Katana Web Crawler Cheat Sheet
Sinopsis
Katana es un marco de rastreo web rápido y personalizable desarrollado por Project Discovery. Está diseñado para rastrear sitios web de manera eficiente para reunir información y descubrir puntos finales. Katana destaca de otros rastreadores web debido a su velocidad, flexibilidad y enfoque en casos de uso de pruebas de seguridad.

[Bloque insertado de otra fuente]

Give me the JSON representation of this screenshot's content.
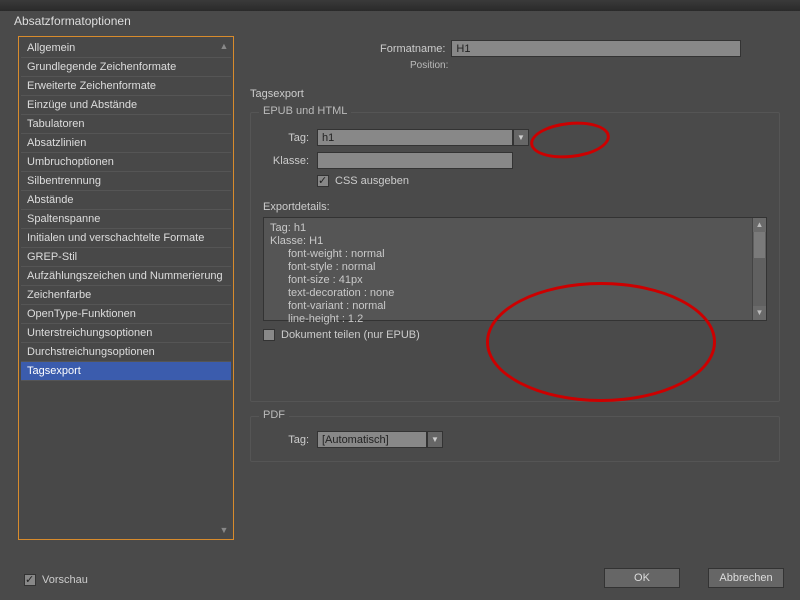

Lo que hace que Katana sea única es su capacidad de rastrear inteligentemente las aplicaciones web modernas, incluyendo aplicaciones de una sola página (SPAs) que dependen en gran medida de JavaScript. Puede manejar tecnologías web complejas y extraer información valiosa como URLs, archivos JavaScript, puntos finales de API y otros activos web. Katana está construida con profesionales de seguridad en mente, por lo que es una excelente herramienta para el reconocimiento durante las evaluaciones de seguridad y la caza de botín.
Katana apoya varias estrategias de rastreo, incluyendo rastreo estándar, pareado de JavaScript y rastreo basado en mapas de sitio. Se puede personalizar para centrarse en tipos específicos de recursos o seguir patrones particulares, haciendo que sea adaptable a diferentes escenarios de pruebas de seguridad. La herramienta está diseñada para integrarse fácilmente en los flujos de trabajo de pruebas de seguridad y se puede combinar con otras herramientas de Project Discovery para un reconocimiento integral.
Instalación
Usando Go
# Install using Go (requires Go 1.20 or later)
go install -v github.com/projectdiscovery/katana/cmd/katana@latest
# Verify installation
katana -version
Usando Docker
# Pull the latest Docker image
docker pull projectdiscovery/katana:latest
# Run Katana using Docker
docker run -it projectdiscovery/katana:latest -h
Utilizando Homebrew (macOS)
# Install using Homebrew
brew install katana
# Verify installation
katana -version
Utilizando PDTM (Project Discovery Tools Manager)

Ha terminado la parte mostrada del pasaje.